People suffering from depression were found to be 31 percent less likely to suffer a relapse if they were treated with mindulness-based cognitive therapy (MBCT), the study found. The results were just published in the Journal of the American Medical Association.
Professor Willem Kuyken, an Oxford University clinical psychologist and director of the Oxford Mindfulness Centre, was the lead author of the report. He was quick to rule out mindfulness as some kind of panacea or silver bullet for depression, and stressed that different people required different treatments and mindfulness should be viewed as one option alongside drugs and other forms of therapy.

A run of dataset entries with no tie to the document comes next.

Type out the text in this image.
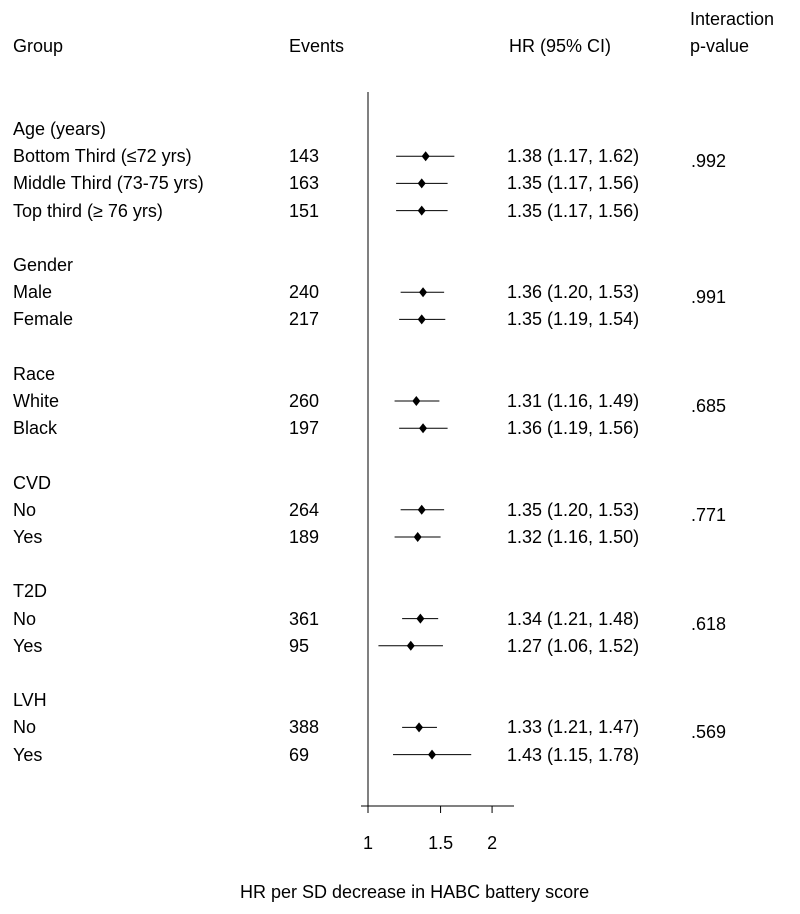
Group	Events	HR (95% CI)
Interaction
p-value
Age (years)
Bottom Third (≤72 yrs)	143	1.38 (1.17, 1.62)	.992
Middle Third (73-75 yrs)	163	1.35 (1.17, 1.56)
Top third (≥ 76 yrs)	151	1.35 (1.17, 1.56)
Gender
Male	240	1.36 (1.20, 1.53)	.991
Female	217	1.35 (1.19, 1.54)
Race
White	260	1.31 (1.16, 1.49)	.685
Black	197	1.36 (1.19, 1.56)
CVD
No	264	1.35 (1.20, 1.53)	.771
Yes	189	1.32 (1.16, 1.50)
T2D
No	361	1.34 (1.21, 1.48)	.618
Yes	95	1.27 (1.06, 1.52)
LVH
No	388	1.33 (1.21, 1.47)	.569
Yes	69	1.43 (1.15, 1.78)
1	1.5 2
HR per SD decrease in HABC battery score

Mindfulness has been on a roll. It has won the backing of NHS advisory body, the National Institute for Health and Care Excellence, and the Mental Health Foundation research charity. A study published in the Lancet last year also found mindfulness could be as effective as drugs.
Kuyken aso made a point of disassociating MBCT from "contemplative traditions," such as Buddhism, offering that although mindfulness shared a "lineage" with certain religions, MBCT itself was "entirely secular."
The study's conclusion that MBCT engendered no side effects would seem to refute the thesis of psychologists Dr. Miguel Farias and Dr. Catherine Wikholm, whose recent book The Buddha Pill: Can Meditation Change You? proposed that mindfulness could have negative effects for some people.
Kuyken and his team are not done. They plan to continue their reseacrh, with an aim of getting recovery rates closer to 100 percent and to help prevent the first onset of depression, earlier in life.